Agneta defended her thesis "Dental anxiety Among 15-year-olds - Psychosocial factors and oral health" June 12, 2015.

Agneta's thesis shows that dental anxiety among 15 year olds has decreased over time in the last 30-years. Moreover, general fear and past experiences of pain are related to dental anxiety among 15-year-olds. The findings indicate that dental professionals have an important task to strive towards a positive and safe dental treatment situation where young dental patients are not subjected to painful treatment. Another important part is to strive towards maintaining a good oral health to prevent negative experiences of dental care in the future.

The thesis is based on two epidemiological cross-sectional studies in Jönköping and consists of four papers. The aim of the thesis was to examine the associations between dental anxiety, experiences of dental care, psychosocial factors and oral health among 15-year-olds, and to analyze changes in the prevalence of dental anxiety over time. In paper one, two and three participants answered questions regarding dental anxiety, temperament, anxiety and depression, generalized fears and attitudes to dental care. Paper four are based on the so-called Jonkoping studies. Data collection was done using questionnaires and clinical examination.

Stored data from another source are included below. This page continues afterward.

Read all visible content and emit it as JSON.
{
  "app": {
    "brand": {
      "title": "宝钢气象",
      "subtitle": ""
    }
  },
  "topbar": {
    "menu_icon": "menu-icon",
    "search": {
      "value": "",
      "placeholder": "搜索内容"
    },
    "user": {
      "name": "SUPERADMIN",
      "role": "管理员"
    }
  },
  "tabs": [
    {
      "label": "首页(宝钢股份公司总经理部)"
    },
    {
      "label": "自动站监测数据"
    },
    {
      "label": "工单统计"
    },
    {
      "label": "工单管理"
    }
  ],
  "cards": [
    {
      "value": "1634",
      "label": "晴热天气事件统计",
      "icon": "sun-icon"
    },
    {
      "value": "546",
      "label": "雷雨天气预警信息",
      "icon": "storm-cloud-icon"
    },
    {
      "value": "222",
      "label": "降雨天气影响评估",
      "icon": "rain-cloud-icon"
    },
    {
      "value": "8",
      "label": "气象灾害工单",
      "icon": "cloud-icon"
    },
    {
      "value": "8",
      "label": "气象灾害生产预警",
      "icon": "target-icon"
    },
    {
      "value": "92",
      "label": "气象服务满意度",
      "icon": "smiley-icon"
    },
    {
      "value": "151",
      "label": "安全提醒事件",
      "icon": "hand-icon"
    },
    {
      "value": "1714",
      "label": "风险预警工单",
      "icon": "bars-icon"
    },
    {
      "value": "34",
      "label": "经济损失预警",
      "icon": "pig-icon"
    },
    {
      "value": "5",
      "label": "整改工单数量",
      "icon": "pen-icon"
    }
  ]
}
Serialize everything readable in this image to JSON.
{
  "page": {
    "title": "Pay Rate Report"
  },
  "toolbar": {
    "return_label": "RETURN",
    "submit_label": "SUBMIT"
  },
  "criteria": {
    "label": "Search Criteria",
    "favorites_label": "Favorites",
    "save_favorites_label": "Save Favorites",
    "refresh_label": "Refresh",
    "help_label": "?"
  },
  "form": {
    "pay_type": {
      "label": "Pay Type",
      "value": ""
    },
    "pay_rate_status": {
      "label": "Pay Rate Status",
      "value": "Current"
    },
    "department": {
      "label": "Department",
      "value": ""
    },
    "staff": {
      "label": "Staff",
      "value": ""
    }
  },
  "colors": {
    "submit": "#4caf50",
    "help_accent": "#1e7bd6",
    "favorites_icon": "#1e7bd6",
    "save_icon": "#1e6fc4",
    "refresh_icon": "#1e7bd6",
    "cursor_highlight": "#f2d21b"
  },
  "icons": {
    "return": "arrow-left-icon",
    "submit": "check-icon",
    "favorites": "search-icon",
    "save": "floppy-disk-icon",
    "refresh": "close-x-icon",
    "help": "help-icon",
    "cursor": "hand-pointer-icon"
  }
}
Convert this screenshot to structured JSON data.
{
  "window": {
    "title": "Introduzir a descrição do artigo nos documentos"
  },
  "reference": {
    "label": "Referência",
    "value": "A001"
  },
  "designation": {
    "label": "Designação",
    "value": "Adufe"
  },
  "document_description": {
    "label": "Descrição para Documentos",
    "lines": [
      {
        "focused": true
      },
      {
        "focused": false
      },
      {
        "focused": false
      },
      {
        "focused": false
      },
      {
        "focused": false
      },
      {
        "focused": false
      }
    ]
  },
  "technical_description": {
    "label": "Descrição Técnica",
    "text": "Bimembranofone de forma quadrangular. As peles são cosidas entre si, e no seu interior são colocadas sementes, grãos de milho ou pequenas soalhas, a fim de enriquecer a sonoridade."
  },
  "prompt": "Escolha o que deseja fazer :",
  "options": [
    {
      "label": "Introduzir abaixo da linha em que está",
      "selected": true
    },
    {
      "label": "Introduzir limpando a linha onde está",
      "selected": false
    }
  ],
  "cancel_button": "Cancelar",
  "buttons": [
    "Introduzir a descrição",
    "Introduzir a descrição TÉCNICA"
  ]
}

The result of paper one, two and three showed that dental anxiety is related to experiences of dental care and psychosocial factors. Especially the experience of pain in the dental situation, attitudes to dental care and general fear seems to have the strongest impact on dental anxiety. The result of paper four showed an association between dental anxiety and oral health, where young people with dental anxiety, over the 30-year period, had more filled tooth surfaces than young people without dental anxiety. More girls than boys reported dental anxiety. One important result is that dental anxiety has decreased over time in young people at the age of 15.